For July – the monthly schedule is posted well in advance, and changes slightly – offered programs include Open Studios on Mondays, Wednesdays and Thursdays; Art Aerobics on Wednesdays; Art Happy Hour the fourth Friday of the month; Women’s Expression sessions each Tuesday; an Open Mic night, Friday July 12; and two Art Church days, on Sunday.
Additionally, Expressive Arts is heavily involved with the T-32 neighborhood walkabouts. In July, the studio will be hosting a free exhibit reception and artist talk for “The Inside/Out Project” from 4 – 8 p.m. during the walkabout on July 20. The exhibit will remain on display through Aug. 9.
My own experience during a recent Art Happy Hour was exhilarating, while I lost myself into artistic creativity during a warm summer night. I had only intended on staying an hour or two, however my intention was swayed when I found that in spite of my limited art skill, it didn’t matter. It was about the experience.
Sjoberg was supportive and explained all the different mediums she had available for use. She walked me to a small room that housed magazines so I could cut out images for a collage. I sat alone for a while and imagined what the end result would be and what it was I wanted to express.

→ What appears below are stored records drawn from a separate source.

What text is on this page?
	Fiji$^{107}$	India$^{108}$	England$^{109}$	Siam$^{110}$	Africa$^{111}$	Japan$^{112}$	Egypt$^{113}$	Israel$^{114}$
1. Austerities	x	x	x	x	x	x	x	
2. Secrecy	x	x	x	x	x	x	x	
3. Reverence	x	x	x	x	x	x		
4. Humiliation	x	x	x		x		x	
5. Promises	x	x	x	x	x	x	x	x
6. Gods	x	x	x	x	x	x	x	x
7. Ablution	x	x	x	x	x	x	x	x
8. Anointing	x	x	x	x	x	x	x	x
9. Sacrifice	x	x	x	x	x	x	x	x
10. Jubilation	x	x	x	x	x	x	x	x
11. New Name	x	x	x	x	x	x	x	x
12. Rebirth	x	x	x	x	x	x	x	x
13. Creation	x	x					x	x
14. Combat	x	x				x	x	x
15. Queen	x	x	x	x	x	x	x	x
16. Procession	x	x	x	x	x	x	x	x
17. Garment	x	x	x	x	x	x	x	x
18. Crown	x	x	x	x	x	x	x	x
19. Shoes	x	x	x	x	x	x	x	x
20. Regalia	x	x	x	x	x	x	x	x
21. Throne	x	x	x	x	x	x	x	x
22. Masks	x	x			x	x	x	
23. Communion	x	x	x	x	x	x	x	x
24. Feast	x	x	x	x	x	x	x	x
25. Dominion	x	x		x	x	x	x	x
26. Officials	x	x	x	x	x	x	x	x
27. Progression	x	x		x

I sifted through the pages and cut out what I needed. After I glued the images to my blank canvass, I proceeded to another room where I taped it to the wall and finished my piece with splashes of paint.
When I walked home that night, I felt lighter than I had in weeks. For a few hours on a Friday night, I was able to stop thinking about anything other than my artistic focus. A sense of freedom and fulfillment swept through me.
Expressive Arts is a safe, imaginative and welcoming place to free ourselves from our daily stressors, and to free that artistic side of us that we otherwise may not have thought about.